The plaintiffs contend that the record contradicts AEP's explanation. They point to Dwayne Hart's testimony that there was "no rhyme or reason" to selections. But Hart's testimony makes clear that Hart is describing the availability of PEP shares rather than the criteria used to evaluate potential PEP participants. Because the PEP was capped at 15% of AEP's profits, AEP determined PEP participation availability by how subscribed the PEP was at the time of the recruit's hire. Hart explained that employees hired in 1997 were fortunate, because the PEP was just being implemented and many shares were open. But employees hired in 2000 were less fortunate, because fewer (or no) shares were available that year. Thus, Hart was not testifying about the criteria for PEP participation but about the availability of PEP shares.
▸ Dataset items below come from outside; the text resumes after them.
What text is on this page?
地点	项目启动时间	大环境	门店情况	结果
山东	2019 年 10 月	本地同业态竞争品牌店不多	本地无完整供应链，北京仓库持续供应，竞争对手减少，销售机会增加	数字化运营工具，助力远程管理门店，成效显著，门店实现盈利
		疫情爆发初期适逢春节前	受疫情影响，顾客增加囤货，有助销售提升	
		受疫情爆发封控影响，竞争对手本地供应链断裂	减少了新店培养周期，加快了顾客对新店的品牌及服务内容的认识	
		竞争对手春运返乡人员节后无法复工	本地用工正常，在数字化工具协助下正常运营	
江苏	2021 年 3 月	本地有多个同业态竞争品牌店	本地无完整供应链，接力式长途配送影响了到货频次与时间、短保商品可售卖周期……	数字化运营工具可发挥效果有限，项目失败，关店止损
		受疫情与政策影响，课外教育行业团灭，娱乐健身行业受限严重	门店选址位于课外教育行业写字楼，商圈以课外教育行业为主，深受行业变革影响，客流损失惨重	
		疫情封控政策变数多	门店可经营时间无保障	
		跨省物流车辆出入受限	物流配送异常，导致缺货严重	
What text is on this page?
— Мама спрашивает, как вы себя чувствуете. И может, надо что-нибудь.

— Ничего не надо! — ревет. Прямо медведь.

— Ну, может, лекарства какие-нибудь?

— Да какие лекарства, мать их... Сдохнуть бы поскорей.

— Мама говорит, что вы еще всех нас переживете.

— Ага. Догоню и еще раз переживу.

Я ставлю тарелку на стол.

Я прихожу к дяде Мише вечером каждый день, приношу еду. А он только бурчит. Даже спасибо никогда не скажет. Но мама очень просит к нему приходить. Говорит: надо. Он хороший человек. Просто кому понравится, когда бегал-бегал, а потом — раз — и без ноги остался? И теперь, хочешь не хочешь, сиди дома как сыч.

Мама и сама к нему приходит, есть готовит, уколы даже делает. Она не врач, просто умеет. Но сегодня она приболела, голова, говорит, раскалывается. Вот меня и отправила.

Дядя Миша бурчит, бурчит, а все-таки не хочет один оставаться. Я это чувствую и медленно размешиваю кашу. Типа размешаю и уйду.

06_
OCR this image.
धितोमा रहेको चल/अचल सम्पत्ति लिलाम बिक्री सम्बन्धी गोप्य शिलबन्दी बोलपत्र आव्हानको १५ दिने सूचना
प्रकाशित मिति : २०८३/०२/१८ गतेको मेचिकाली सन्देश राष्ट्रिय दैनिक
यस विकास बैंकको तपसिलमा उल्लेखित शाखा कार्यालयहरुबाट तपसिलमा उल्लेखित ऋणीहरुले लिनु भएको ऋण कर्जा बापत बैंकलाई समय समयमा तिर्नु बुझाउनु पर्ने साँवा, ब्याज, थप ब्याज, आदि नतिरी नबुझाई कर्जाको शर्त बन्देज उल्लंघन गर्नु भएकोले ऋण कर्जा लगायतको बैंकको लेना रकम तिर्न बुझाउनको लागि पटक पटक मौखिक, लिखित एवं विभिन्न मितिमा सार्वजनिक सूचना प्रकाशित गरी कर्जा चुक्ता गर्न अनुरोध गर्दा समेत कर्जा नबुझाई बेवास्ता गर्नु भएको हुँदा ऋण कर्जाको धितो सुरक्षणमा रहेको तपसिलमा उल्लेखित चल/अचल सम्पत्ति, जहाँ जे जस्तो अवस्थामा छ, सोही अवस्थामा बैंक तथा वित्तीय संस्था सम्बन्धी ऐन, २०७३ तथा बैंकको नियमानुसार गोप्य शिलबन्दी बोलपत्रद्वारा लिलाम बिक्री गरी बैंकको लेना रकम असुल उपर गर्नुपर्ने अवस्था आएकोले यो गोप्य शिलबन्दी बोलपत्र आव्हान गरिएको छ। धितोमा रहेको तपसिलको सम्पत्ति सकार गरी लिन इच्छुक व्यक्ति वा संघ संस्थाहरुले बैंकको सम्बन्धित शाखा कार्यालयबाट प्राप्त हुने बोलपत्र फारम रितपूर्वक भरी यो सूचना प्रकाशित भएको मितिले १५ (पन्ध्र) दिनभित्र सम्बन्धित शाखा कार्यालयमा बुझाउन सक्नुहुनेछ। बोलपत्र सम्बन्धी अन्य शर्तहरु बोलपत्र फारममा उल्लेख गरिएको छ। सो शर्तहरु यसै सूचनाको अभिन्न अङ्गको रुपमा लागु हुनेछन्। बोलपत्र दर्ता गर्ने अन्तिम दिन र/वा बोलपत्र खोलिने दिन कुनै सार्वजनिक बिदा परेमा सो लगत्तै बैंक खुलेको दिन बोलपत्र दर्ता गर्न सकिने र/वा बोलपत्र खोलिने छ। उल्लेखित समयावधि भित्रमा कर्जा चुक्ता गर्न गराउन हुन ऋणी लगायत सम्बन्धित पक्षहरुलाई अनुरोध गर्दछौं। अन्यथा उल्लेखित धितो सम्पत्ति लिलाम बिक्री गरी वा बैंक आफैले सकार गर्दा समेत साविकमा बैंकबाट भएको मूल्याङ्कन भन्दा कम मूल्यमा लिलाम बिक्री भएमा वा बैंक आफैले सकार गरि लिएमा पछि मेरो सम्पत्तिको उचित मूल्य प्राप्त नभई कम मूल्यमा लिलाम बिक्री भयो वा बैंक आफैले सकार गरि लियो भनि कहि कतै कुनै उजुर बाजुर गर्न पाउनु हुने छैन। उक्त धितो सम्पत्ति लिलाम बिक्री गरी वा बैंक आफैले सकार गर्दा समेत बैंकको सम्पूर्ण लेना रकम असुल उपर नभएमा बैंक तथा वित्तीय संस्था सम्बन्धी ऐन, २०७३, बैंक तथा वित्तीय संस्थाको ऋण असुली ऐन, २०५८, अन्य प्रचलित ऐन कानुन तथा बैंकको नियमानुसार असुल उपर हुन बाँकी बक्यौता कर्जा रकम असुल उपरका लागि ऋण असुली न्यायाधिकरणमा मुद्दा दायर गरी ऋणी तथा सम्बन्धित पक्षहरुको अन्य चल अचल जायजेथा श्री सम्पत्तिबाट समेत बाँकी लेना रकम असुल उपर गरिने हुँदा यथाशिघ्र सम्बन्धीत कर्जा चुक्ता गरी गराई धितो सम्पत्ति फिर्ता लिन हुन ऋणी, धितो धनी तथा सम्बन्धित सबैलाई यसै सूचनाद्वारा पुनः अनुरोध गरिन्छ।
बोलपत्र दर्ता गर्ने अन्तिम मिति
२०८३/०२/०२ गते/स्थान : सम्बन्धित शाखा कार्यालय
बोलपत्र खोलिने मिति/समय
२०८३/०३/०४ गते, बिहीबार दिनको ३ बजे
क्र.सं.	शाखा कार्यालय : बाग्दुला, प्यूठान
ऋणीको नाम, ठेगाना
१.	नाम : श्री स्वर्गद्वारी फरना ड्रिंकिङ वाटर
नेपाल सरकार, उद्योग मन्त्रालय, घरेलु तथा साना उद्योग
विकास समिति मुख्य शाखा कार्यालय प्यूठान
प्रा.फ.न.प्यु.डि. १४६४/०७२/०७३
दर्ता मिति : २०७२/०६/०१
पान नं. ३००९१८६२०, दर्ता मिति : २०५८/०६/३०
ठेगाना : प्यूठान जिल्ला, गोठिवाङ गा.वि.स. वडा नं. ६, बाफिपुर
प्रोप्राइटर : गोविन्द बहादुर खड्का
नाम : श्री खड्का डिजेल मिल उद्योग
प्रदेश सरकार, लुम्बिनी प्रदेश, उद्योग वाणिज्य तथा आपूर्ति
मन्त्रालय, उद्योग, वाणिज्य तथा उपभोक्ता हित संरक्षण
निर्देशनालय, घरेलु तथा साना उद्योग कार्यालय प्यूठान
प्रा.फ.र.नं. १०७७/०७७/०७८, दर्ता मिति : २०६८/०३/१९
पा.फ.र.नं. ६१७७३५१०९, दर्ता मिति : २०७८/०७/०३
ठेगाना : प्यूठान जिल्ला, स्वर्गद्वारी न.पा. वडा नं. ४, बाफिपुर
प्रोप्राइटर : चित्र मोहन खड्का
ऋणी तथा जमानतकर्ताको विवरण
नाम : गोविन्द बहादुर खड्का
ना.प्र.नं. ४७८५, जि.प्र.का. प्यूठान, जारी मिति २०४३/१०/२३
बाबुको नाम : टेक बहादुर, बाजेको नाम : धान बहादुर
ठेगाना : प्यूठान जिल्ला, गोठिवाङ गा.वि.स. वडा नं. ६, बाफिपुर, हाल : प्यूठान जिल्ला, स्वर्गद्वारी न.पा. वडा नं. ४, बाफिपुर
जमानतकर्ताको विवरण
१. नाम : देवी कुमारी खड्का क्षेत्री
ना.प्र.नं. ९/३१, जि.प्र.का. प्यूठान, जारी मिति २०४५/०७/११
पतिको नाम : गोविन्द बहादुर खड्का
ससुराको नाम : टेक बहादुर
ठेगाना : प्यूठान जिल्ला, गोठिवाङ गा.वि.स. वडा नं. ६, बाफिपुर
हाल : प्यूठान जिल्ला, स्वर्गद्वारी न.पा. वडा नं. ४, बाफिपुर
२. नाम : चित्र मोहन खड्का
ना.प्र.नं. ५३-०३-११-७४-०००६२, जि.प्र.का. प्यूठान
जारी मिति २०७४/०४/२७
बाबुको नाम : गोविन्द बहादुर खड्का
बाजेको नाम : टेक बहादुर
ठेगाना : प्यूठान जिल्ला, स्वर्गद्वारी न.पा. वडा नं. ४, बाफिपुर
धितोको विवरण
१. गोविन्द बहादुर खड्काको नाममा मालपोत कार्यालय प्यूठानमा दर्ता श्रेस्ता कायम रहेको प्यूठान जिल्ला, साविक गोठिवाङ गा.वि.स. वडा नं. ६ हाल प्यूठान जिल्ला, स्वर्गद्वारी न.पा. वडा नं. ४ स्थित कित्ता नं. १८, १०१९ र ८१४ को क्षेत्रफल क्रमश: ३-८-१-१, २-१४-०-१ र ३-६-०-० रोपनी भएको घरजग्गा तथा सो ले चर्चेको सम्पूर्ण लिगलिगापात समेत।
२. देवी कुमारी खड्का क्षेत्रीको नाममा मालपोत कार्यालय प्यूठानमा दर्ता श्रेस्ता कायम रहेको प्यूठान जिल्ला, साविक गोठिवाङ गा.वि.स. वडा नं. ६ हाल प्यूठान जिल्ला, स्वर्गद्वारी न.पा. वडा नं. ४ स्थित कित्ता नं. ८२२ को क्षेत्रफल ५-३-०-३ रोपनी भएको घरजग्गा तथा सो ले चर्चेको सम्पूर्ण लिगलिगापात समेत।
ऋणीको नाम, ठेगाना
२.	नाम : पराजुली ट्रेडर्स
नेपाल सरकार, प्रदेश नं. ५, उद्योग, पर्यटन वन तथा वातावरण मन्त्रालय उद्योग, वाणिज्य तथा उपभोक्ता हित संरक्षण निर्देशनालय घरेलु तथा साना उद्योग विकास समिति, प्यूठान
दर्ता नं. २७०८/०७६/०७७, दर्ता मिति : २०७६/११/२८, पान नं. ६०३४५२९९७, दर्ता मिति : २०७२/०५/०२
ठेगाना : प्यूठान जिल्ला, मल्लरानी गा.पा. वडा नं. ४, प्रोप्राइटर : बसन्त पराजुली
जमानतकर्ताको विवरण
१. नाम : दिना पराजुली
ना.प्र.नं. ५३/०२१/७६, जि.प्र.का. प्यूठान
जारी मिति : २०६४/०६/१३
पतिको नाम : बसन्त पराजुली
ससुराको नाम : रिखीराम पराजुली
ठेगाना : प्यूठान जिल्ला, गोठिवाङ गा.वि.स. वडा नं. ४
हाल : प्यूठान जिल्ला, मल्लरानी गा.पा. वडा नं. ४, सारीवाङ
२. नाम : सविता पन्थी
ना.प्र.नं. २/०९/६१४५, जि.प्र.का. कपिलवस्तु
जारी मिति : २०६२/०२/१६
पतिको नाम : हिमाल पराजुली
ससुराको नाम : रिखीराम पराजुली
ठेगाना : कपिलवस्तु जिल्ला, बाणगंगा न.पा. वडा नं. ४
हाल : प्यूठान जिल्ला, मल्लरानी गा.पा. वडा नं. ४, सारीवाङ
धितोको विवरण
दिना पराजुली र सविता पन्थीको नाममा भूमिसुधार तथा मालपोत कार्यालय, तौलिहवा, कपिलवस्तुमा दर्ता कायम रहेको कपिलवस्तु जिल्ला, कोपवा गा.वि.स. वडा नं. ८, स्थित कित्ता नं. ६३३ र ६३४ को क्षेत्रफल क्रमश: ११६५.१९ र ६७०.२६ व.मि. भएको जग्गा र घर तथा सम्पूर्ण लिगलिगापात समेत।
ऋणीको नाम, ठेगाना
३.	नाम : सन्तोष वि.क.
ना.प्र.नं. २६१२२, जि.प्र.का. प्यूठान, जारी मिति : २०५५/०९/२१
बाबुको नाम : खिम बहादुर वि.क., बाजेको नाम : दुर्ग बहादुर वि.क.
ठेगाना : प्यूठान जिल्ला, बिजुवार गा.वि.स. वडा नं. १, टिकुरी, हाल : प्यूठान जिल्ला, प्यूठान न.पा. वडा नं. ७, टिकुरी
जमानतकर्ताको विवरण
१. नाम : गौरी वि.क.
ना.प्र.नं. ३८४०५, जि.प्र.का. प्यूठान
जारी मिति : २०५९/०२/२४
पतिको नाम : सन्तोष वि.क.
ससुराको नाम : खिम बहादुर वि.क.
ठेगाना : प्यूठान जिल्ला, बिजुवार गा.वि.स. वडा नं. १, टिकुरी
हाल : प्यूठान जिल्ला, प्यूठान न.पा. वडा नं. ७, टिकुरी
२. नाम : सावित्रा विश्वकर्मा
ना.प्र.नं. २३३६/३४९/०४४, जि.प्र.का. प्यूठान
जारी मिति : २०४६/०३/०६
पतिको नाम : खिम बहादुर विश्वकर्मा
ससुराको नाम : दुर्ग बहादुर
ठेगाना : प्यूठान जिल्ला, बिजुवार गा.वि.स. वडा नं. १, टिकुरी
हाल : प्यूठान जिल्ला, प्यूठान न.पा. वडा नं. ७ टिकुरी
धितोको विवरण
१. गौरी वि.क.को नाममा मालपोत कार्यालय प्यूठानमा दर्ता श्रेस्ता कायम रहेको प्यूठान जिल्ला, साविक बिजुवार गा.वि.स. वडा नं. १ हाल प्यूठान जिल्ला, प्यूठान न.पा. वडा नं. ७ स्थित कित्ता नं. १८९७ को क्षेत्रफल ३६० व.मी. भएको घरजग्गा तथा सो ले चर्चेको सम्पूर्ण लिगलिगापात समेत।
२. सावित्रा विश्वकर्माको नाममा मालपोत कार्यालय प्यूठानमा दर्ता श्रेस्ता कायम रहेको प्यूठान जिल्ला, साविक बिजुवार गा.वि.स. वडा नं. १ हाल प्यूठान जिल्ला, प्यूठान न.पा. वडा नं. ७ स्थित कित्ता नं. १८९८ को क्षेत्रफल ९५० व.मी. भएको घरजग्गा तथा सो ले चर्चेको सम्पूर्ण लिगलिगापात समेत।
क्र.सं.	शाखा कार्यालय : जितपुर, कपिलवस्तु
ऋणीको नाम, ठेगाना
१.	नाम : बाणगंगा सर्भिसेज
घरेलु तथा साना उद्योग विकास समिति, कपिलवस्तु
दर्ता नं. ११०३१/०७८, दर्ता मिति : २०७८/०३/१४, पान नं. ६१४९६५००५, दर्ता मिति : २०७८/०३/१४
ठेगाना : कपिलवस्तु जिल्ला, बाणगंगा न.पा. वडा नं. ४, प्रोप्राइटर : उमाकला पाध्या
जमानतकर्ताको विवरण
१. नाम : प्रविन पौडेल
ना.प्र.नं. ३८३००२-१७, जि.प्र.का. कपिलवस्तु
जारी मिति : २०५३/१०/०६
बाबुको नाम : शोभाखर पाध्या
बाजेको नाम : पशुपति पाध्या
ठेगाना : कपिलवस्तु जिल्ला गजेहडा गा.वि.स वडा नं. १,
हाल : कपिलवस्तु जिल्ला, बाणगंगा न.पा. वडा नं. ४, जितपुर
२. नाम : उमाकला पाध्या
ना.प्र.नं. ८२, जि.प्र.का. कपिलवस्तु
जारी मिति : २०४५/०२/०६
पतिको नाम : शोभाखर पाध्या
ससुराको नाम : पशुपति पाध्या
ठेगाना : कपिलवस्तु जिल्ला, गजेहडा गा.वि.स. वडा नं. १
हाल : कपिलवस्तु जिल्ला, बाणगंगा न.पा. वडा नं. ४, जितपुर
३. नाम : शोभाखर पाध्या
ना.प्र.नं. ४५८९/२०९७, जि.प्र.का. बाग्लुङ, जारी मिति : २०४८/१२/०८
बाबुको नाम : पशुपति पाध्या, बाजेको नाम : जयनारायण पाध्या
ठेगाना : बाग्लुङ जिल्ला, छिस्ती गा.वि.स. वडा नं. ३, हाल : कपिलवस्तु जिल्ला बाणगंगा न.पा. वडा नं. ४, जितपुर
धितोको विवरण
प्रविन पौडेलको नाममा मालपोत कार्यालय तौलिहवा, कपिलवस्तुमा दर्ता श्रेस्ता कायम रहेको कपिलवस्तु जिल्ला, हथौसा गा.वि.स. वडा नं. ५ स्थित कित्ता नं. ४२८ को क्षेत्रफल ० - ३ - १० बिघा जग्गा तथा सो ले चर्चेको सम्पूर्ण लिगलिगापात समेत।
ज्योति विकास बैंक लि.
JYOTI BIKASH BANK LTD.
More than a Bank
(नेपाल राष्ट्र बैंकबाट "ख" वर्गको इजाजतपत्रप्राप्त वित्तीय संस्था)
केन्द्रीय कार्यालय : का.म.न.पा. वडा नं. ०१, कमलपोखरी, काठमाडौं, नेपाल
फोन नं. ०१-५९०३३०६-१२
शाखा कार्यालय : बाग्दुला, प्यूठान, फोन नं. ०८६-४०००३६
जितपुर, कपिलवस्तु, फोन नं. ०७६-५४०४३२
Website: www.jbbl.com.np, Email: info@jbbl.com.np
The plaintiffs also claim that George Rooney testified AEP had no criteria for PEP inclusion. Rooney only testified, however, that he was not aware of the criteria for PEP participation. He was asked: "Do you know whether there are any criteria for getting on the Phantom Equity Plan?" Rooney responded, "No." A moment later he testified: "As I said, I was not really involved with the specifics of the equity plan. And as a result, if there was some criteria that existed, I didn't know about it." Rooney never affirmatively claimed that no criteria existed, and he unequivocally stated that he was not responsible for making decisions about the plan.
The plaintiffs also unreasonably construe testimony of Rodney Plimpton, former Senior Vice President of Human Resources. According to the plaintiffs, Plimpton testified that plan participation was not based on merit or individuals achieving any objective criteria or goal. The record does not support this contention. When Plimpton stated that the PEP is not a merit or objective-based compensation system, he was describing the actual pay out of money and not the inclusion in the PEP. Once someone was granted participation in the PEP, he or she did not have to continue to meet any goals or show any specific merits to receive the pay out — the employee automatically received the designated share. The plaintiffs also claim Plimpton testified that inclusion in the plan was not based on seniority; this contention is accurate but irrelevant, as AEP does not rely on the "seniority system" affirmative defense. The plaintiffs also claim Plimpton acknowledged that any PEP participation criteria were unwritten. While this claim accurately describes Plimpton's testimony, it also is irrelevant, as the plaintiffs do not cite — and we have not found — any cases requiring a defendant's non-sex criteria to be in writing.
The plaintiffs also cite Paul Addis's testimony that the PEP participation decisions ultimately became a "judgment call." The plaintiffs argue that by using this phrase, Addis testified that participation decisions were subjective. But in context, it is clear that Addis used the term simply to mean that he had to make a decision based on several factors. When a large number of factors are considered, it is inherent that a decision (or "judgment call") must eventually be made about whether an individual is offered PEP participation. That does not mean the decision is subjective.
AEP presents uncontroverted evidence that it based plan participation on factors other than sex. Assuming arguendo that the plaintiffs established prima facie cases under the EPA and Title VII, AEP has met its burden of proving the affirmative defense. We therefore affirm the district court's grant of summary judgment on the plaintiffs' EPA and Title VII claims.
* * *
For these reasons, we AFFIRM the district court's judgment.